Cold call ban set for June should be beginning of ‘onslaught’ on pension scammers
8 March 2018
The Government has said a ban on pensions cold calling will come into force by June 2018. But industry commentators say this should just be the beginning of the campaign against pension scammers.
If the Secretary of State has not implemented the ban by this date this will need to be explained to Parliament, the Government said in its amendment to the Financial Guidance and Claims Bill.
The announcement of an implementation date follows repeated calls from the pensions industry to ban unsolicited pension calls. The government announced last year that it would introduce a ban in an effort to protect savers from scammers, but did not provide a date.
Tom Selby, senior analyst at AJ Bell, said: “After years of prevarication the Government is finally taking decisive action in the war on pension scammers. The ban on cold-calling might not kill all forms of pension fraud stone dead, but it will certainly wound firms attempting to defraud savers of their hard-earned retirement pots. It also sends a clear message to people that if they receive a cold-call about their pension, they should simply hang up the phone.”
Kate Smith, head of pensions at Aegon, said: “Growing at an exponential rate, pension scams have been a menace for years. At last the government has taken some action to tackle pensions fraud that has brought misery to thousands and cost people tens of millions of pounds every year. Even once it’s in place, people will still need to protect themselves from fraudsters based overseas, not affected by the ban, or others who simply flout it.”
However, both Selby and Smith warned that while the ban offers a degree of protection, consumers must continue to be vigilant and further steps should be taken by the government to help.
Selby said: “The reality is scammers are becoming increasingly sophisticated and in the time it has taken policymakers to introduce this ban, tactics have evolved. We have always said a cold-calling ban should be viewed as the beginning of the onslaught on pension scammers, and we urge the Government and regulators to consider further interventions to protect savers.
“Hundreds of millions of pounds has been lost by people using their pensions to invest in unregulated schemes that remain at the heart of many recent scandals. Introducing a permitted investments list for SIPPs so such investments are no longer allowed would be a huge step forward in tackling the scourge of pensions fraud.”

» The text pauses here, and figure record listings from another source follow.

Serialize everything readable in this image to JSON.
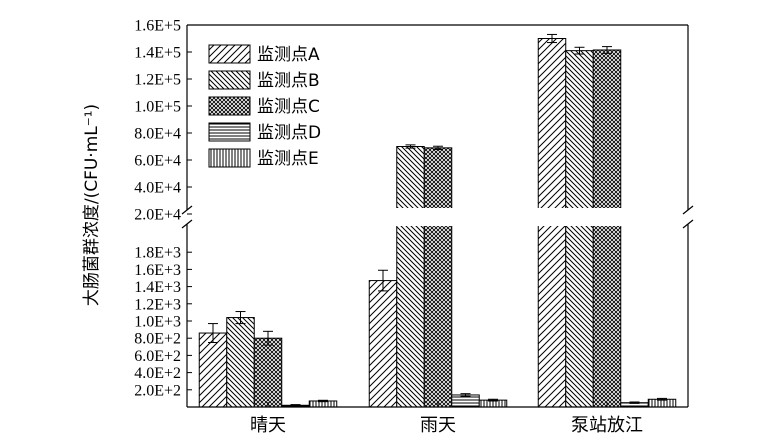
{
  "chart_data": {
    "type": "bar",
    "ylabel": "大肠菌群浓度/(CFU·mL⁻¹)",
    "categories": [
      "晴天",
      "雨天",
      "泵站放江"
    ],
    "series": [
      {
        "name": "监测点A",
        "pattern": "diag-right",
        "values": [
          860,
          1470,
          150000
        ],
        "errors": [
          110,
          120,
          3000
        ]
      },
      {
        "name": "监测点B",
        "pattern": "diag-left",
        "values": [
          1040,
          70000,
          141000
        ],
        "errors": [
          70,
          1200,
          2500
        ]
      },
      {
        "name": "监测点C",
        "pattern": "cross",
        "values": [
          800,
          69000,
          141500
        ],
        "errors": [
          80,
          1200,
          2500
        ]
      },
      {
        "name": "监测点D",
        "pattern": "horizontal",
        "values": [
          20,
          140,
          50
        ],
        "errors": [
          8,
          15,
          8
        ]
      },
      {
        "name": "监测点E",
        "pattern": "vertical",
        "values": [
          70,
          80,
          90
        ],
        "errors": [
          8,
          10,
          10
        ]
      }
    ],
    "axis_break": {
      "low_range": [
        0,
        2000
      ],
      "high_range": [
        20000,
        160000
      ]
    },
    "yticks_low": [
      "2.0E+2",
      "4.0E+2",
      "6.0E+2",
      "8.0E+2",
      "1.0E+3",
      "1.2E+3",
      "1.4E+3",
      "1.6E+3",
      "1.8E+3"
    ],
    "yticks_high": [
      "2.0E+4",
      "4.0E+4",
      "6.0E+4",
      "8.0E+4",
      "1.0E+5",
      "1.2E+5",
      "1.4E+5",
      "1.6E+5"
    ],
    "legend_position": "top-left",
    "grid": false
  }
}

Smith added: “The good news is that HMRC is already trawling its pension scheme database getting ready to wield its new powers to deregister illegitimate schemes from April. For now the battle has been won, but it would be premature to celebrate until pension scamming is stamped out completely. The best way to do this is to give pension schemes powers to block suspicious transfers, so hard earned pensions aren’t moved to pension scam vehicles in the first place. This would stop a lot of heartache. Government, regulators as well as the industry have a role to play here in the fight to keep pension savers‘ money safe.”
Also included in the Financial Guidance and Claims Bill was a new requirement for savers to confirm they have received or opted out of ‘appropriate’ guidance before transferring their pension or accessing the pension freedoms for the first time.

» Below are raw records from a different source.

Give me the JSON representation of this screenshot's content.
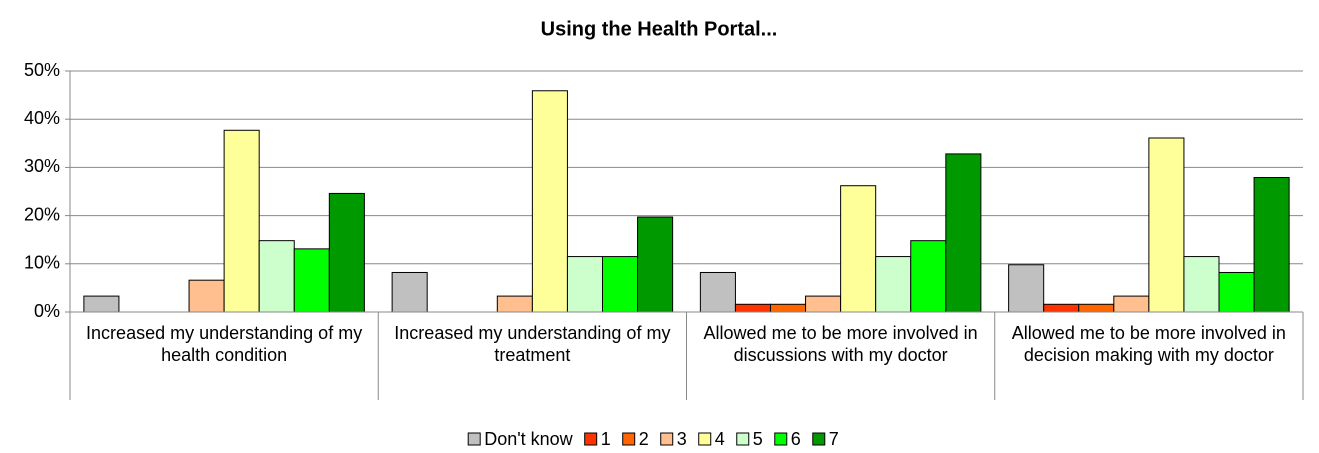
{
  "chart_data": {
    "type": "bar",
    "title": "Using the Health Portal...",
    "categories": [
      "Increased my understanding of my health condition",
      "Increased my understanding of my treatment",
      "Allowed me to be more involved in discussions with my doctor",
      "Allowed me to be more involved in decision making with my doctor"
    ],
    "series": [
      {
        "name": "Don't know",
        "color": "#c0c0c0",
        "values": [
          3.3,
          8.2,
          8.2,
          9.8
        ]
      },
      {
        "name": "1",
        "color": "#ff3300",
        "values": [
          0,
          0,
          1.6,
          1.6
        ]
      },
      {
        "name": "2",
        "color": "#ff6600",
        "values": [
          0,
          0,
          1.6,
          1.6
        ]
      },
      {
        "name": "3",
        "color": "#ffbf8f",
        "values": [
          6.6,
          3.3,
          3.3,
          3.3
        ]
      },
      {
        "name": "4",
        "color": "#ffff99",
        "values": [
          37.7,
          45.9,
          26.2,
          36.1
        ]
      },
      {
        "name": "5",
        "color": "#ccffcc",
        "values": [
          14.8,
          11.5,
          11.5,
          11.5
        ]
      },
      {
        "name": "6",
        "color": "#00ff00",
        "values": [
          13.1,
          11.5,
          14.8,
          8.2
        ]
      },
      {
        "name": "7",
        "color": "#009900",
        "values": [
          24.6,
          19.7,
          32.8,
          27.9
        ]
      }
    ],
    "ylim": [
      0,
      50
    ],
    "yticks": [
      {
        "value": 0,
        "label": "0%"
      },
      {
        "value": 10,
        "label": "10%"
      },
      {
        "value": 20,
        "label": "20%"
      },
      {
        "value": 30,
        "label": "30%"
      },
      {
        "value": 40,
        "label": "40%"
      },
      {
        "value": 50,
        "label": "50%"
      }
    ],
    "grid": true,
    "legend": "bottom"
  }
}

Selby commented: “We are pleased the Government has rejected calls to introduce ‘default’ guidance at the point someone wants to access their own money. The amendment put forward will instead strengthen signposting to guidance and require savers to confirm they have received or opted out of guidance before their retirement savings are transferred or released.
“We are supportive of boosting both the take-up and effectiveness of pensions guidance interventions, and will continue to engage with all interested parties to ensure any proposals will work on a practical level.”